On March 11, 2016, NELA joined the Equal Justice Society, Justice at Work, the American Civil Liberties Union of Massachusetts, and the Charles Hamilton Houston Institute for Race and Justice in filing an amicus brief in support of the Plaintiff-Appellants in Jones v. City of Boston, currently pending in the U.S. Court of Appeals for the First Circuit.
The Jones plaintiffs challenged a drug test administered by the Boston Police Department from 1999 through 2006, as discriminatory against African-American officers. The “hair test” at issue attempts to determine whether a person has used cocaine by testing the amount of cocaine and cocaine metabolites in his/her hair. The individual plaintiffs are African-American officers who tested positive and – though they adamantly denied any drug use – were terminated from the Department as a result, after many years of decorous service. There is a significant body of evidence demonstrating that the hair test is not reliable, as it fails to distinguish accurately between environmental exposure and ingestion. Moreover, it is prone to generate false-positives for African-Americans, due to the physical characteristics of their hair and their hair grooming practices.
In an earlier appeal, the 1st Circuit ruled that the plaintiffs had demonstrated a prima facie case of disparate impact, but on remand the district court granted summary judgment to the Department regarding business necessity and on the availability of a less discriminatory alternative. In a parallel administrative proceeding, the Massachusetts Civil Service Commission ruled, in the context of reviewing the individual terminations at issue, that the hair test is too unreliable to serve as the sole grounds for a “just cause” termination.
This appeal challenges the manner in which the district court applied the standards governing summary judgment, and in particular the way in which it evaluated elements (business necessity) on which the Department has the burden of proof.
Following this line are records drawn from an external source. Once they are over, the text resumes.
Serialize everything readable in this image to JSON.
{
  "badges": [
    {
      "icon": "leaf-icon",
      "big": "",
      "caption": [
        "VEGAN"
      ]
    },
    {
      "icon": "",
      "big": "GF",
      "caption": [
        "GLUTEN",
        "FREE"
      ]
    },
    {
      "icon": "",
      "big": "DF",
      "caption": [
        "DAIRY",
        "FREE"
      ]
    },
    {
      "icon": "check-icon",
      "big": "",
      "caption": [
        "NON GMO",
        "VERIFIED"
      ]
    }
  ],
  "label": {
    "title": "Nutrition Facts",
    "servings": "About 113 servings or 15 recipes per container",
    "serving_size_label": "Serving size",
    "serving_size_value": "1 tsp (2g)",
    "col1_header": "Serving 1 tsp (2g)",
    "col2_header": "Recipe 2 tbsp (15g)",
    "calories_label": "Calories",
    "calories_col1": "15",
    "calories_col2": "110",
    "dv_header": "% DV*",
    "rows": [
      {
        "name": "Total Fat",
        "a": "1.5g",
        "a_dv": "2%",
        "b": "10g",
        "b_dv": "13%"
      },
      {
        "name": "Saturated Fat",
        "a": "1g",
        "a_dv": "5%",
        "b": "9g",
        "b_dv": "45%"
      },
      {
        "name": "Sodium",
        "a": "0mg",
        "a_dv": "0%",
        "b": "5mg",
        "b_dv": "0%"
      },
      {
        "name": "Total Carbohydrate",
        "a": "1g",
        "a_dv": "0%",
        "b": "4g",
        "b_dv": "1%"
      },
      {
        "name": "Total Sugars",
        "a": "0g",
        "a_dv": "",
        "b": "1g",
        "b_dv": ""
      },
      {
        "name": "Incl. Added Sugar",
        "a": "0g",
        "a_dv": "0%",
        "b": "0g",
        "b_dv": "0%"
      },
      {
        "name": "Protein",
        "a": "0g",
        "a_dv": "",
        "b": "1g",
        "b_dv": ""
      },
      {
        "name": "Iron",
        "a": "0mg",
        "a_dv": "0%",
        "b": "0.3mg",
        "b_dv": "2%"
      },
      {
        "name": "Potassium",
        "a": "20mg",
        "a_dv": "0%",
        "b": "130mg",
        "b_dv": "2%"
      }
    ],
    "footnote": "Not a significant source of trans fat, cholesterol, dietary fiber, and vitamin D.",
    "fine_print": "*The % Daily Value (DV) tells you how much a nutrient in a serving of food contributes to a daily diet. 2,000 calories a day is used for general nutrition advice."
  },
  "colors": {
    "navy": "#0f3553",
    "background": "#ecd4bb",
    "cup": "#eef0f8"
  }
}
The amicus brief provides the court with important historical context regarding the development of the law governing disparate impact, and its importance to addressing systemic discrimination in professions, like law enforcement, with deeply-imbedded cultures of exclusion that would otherwise be practically impossible to remedy.
After providing that background, the brief turns to the problems raised by the manner in which the district court evaluated both “business necessity” and “availability of a less-discriminatory alternative” in the context of resolving a motion for summary judgment. As the brief argues, the district court applied a “watered-down” version of the business necessity requirement to the Department and a heightened version of the less discriminatory alternative standard to the plaintiffs. This is particularly problematic at the summary judgment stage, because doing so necessitated drawing a number of inferences against the plaintiffs, weighing the evidence inappropriately, and engaging in its analysis as if the plaintiffs, not the Department, would have burden of establishing business necessity on the merits.
The brief was drafted by Professor Michael L. Foreman, the Director of the Civil Rights Appellate Clinic at Penn State’s Dickinson School of Law, and is available for download from the Amicus Library on the NELA Exchange.